Kruzich believes that any entrepreneur or business can benefit from a strong personal brand online. Building a significant follower count isn’t just about direct sales or leads; it’s about the doors of opportunity that open. It’s comparable to the attention one would get driving a Lamborghini; a large follower count demands attention and offers credibility.
For Kruzich, the value of personal branding extends beyond immediate returns to long-term opportunities. For instance, having a substantial online presence can double response rates on cold emails or lead to unexpected business collaborations.
Mike takes charge of the overarching content strategy, focusing primarily on generating views, as he considers this the most crucial part. He’s also involved in coaching during filming sessions. Remarkably, in just an eight-hour session with a client, he’s able to produce around 100 to 120 videos, providing them with content for three months in just one day. His method not only saves clients time but ensures they’re guided by a seasoned expert throughout the content creation process.
Trends that creator economy professionals should be watching
Emerging trends that are catching momentum in the creator space revolve around the concept of video podcasts.
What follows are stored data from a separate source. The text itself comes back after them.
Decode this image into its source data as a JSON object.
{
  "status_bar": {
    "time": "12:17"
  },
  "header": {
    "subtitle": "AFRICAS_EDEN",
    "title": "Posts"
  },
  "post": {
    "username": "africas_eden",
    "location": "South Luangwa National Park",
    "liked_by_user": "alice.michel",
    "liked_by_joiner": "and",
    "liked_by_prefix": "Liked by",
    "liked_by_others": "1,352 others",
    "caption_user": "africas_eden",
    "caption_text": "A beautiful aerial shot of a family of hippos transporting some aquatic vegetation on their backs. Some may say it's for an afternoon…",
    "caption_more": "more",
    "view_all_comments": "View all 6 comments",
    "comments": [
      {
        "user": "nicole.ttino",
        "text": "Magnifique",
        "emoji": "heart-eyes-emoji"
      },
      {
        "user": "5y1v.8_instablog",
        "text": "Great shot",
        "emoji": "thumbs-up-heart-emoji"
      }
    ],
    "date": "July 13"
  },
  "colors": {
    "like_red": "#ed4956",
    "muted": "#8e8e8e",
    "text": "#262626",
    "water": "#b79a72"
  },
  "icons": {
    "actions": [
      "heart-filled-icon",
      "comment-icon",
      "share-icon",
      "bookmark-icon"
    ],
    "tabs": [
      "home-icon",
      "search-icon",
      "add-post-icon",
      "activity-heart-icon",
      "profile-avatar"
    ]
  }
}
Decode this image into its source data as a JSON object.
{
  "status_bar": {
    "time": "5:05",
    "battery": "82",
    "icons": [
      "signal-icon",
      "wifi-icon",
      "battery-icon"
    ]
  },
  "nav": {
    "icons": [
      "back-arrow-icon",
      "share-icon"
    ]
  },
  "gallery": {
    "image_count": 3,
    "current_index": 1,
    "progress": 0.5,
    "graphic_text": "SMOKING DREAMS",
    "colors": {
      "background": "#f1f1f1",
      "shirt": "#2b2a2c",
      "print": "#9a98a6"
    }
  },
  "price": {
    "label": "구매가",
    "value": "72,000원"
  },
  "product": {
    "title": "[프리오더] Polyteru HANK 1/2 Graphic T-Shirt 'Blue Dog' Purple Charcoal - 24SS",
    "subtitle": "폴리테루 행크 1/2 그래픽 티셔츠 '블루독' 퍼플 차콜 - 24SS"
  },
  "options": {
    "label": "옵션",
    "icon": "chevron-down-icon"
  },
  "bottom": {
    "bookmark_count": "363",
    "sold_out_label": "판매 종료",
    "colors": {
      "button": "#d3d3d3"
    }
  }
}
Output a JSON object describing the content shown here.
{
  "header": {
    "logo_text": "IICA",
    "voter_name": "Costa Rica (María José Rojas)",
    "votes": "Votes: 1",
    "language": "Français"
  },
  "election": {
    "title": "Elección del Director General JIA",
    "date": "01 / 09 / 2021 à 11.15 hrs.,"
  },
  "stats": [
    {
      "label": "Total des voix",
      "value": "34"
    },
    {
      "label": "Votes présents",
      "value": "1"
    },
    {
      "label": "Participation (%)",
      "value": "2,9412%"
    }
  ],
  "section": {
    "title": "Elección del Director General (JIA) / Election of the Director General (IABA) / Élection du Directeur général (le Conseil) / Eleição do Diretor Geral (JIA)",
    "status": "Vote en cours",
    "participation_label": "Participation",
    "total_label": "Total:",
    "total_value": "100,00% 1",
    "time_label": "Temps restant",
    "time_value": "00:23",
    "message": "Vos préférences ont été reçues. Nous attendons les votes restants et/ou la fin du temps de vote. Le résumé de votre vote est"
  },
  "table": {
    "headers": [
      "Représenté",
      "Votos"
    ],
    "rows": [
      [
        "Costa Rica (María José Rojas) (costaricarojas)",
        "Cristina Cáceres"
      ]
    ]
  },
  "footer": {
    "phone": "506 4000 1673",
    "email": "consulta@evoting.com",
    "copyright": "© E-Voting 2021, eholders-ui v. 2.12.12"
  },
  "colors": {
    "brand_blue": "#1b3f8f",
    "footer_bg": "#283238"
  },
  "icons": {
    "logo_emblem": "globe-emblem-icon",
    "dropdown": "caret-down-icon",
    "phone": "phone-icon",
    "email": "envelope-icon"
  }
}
While audio podcasts have been popular for some time, video podcasts are becoming a key tool for creators and businesses.
The strategy is simple yet effective: record an hour-long video podcast, then dissect it into smaller, bite-sized clips of about a minute each to share on social media. This approach capitalizes on the surge in short-form content consumption, drawing viewers in and converting them into dedicated podcast listeners. “That’s been huge for a lot of people because of the short form content that has the opportunity to go viral.” Discussing its potential conversion power, he mentions, “I know people that they’re only getting like 10,000 views on their YouTube podcast and they’re able to make six figures.”
In terms of the future of short-form video content, YouTube’s recent data offers some insights. The platform revealed that the introduction of YouTube Shorts has inadvertently affected the consumption of longer videos.
The takeaway from this is clear: audiences are gravitating towards short-form content. They are no longer interested in prolonged intros, promotional segments, or sponsor messages that are common in longer videos. They crave the highlights, the main content, and that’s it. This trend suggests that short-form content isn’t just a fleeting phase but a format that’s set to dominate for years to come. Every major platform has adapted to facilitate viral short-form content, further cementing its importance in the creator economy.
Mike Kruzich on advice for aspiring content creators and influencers:
Mike advises that first and foremost, content creators should “Make content that people want to watch, not what you want to make.” He emphasizes the need for consistency, urging creators to “stay consistent and post multiple times per day.” Kruzich also encourages diversification, noting that creators should “Post those videos on every single platform. Don’t skip. You don’t know which platform you’re going to go viral on.” He mentions the unpredictable nature of virality, sharing his personal experience, “I posted on YouTube for six months… and then one day I just popped off and now I’ve done like 100 million views on YouTube shorts and I have 100,000 subscribers.”
His counsel is clear: “Just don’t give up and don’t get discouraged.” For creators looking for a strategy, he suggests, “Only post what’s already been proven to go viral… Trending topic. Something that people are already talking about. Something that’s gone viral on Reddit.”